No revels, we're poor servants, Pope tells new cardinals

Pope Francis makes his speech during an audience with the diplomatic corps at the Vatican January 13, 2014. REUTERS/Andrew Medichini/Pool

Pope Francis makes his speech during an audience with the diplomatic corps at the Vatican January 13, 2014. REUTERS/Andrew Medichini/Pool

VATICAN CITY (Reuters) - Pope Francis has told the 19 men he plans to elevate to the rank of cardinal not to see their appointment as a promotion and not to waste money holding celebratory parties.

Francis, who has made humility and poverty the hallmarks of his papacy and has warned against careerism in the Roman Catholic Church, announced on Sunday the names of the men, who come from 12 different nations.

In a letter to each of them which was released by the Vatican on Monday, the Argentinean-born pontiff said they should not let their appointment go to their heads.

"Being a cardinal does not mean a promotion or an honour or a decoration, it is simply a service," he said in the letter.

Francis told them they should not react by doing anything that smacks of "high society or hold celebrations that have nothing to do with the gospel spirit of austerity, sobriety and poverty".

In the past, some prelates celebrated their elevation to the rank of cardinal with lavish receptions in their home dioceses or in Rome.

Francis is leading by example. The former archbishop of Buenos Aires has renounced the spacious papal apartments in the Apostolic Palace used by his predecessors and lives is a small apartment in a Vatican guest house.
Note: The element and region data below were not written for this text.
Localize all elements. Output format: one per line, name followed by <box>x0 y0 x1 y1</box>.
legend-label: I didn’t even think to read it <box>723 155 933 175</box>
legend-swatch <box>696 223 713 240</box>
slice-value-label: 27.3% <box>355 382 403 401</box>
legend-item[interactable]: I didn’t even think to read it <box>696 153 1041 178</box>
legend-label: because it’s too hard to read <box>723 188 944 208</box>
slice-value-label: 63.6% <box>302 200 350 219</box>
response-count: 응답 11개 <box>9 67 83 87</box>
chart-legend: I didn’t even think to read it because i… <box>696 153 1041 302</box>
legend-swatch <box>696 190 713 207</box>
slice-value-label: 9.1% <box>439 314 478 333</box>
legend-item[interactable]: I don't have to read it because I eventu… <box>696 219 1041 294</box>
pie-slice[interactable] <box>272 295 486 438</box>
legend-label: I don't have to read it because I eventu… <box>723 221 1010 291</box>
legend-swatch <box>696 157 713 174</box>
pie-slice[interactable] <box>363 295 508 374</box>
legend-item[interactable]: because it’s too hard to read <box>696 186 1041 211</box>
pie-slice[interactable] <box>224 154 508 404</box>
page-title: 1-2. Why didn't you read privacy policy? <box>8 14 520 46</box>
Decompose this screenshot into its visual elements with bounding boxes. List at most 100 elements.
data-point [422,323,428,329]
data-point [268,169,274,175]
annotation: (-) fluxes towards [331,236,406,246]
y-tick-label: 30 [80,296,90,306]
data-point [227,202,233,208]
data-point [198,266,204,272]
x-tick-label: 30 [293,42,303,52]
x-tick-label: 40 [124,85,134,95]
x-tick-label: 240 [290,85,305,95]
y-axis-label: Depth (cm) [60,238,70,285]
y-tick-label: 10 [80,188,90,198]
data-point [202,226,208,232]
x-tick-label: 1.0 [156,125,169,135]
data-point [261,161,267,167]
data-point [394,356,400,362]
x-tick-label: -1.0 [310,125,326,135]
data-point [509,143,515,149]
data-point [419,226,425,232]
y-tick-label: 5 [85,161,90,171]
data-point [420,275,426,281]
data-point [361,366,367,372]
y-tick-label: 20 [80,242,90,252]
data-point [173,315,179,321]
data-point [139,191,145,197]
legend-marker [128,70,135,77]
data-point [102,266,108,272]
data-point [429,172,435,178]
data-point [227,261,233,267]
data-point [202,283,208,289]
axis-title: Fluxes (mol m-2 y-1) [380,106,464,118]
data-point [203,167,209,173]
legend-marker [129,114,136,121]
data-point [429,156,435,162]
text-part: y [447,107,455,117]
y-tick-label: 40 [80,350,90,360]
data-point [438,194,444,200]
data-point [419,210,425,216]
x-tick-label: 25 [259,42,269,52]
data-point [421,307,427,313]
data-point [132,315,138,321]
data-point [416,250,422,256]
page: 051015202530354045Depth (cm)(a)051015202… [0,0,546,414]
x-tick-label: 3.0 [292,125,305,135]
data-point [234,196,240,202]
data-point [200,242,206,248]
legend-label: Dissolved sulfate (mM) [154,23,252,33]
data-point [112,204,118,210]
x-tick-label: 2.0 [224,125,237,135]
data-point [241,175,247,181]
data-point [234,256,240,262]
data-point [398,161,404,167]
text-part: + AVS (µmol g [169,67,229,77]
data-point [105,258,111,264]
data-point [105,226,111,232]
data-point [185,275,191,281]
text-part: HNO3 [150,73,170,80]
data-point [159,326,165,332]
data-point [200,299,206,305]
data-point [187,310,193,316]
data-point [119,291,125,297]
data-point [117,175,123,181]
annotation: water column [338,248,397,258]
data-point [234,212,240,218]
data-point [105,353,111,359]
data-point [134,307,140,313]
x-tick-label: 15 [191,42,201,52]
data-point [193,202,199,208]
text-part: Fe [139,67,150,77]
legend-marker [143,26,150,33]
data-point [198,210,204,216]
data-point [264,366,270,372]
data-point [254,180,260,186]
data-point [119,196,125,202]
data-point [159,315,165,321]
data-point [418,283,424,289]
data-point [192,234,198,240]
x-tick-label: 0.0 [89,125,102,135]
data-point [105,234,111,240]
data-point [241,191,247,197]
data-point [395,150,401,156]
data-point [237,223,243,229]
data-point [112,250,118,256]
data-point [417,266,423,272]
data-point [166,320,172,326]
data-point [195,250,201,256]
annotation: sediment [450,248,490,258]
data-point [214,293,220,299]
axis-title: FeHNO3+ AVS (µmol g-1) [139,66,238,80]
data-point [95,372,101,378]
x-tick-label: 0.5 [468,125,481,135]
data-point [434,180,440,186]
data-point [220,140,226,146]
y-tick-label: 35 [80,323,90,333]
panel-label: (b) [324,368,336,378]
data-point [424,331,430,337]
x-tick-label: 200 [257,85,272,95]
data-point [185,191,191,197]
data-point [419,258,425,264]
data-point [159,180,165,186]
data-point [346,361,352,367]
He uses the palace only to receive heads of state and to address crowds from a window overlooking St. Peter's Square.

Francis has also given up the papal limousine and is driven around Rome in a Ford Focus, sometimes sitting in the front seat next to the driver.

The cardinals will be formally elevated to their new posts at a ceremony on February 22 known as a consistory.

Sixteen of them are under 80 and thus will have the right to vote for Francis' eventual successor. The other three will be made cardinal emeritus, without voting rights, for their service to the Church.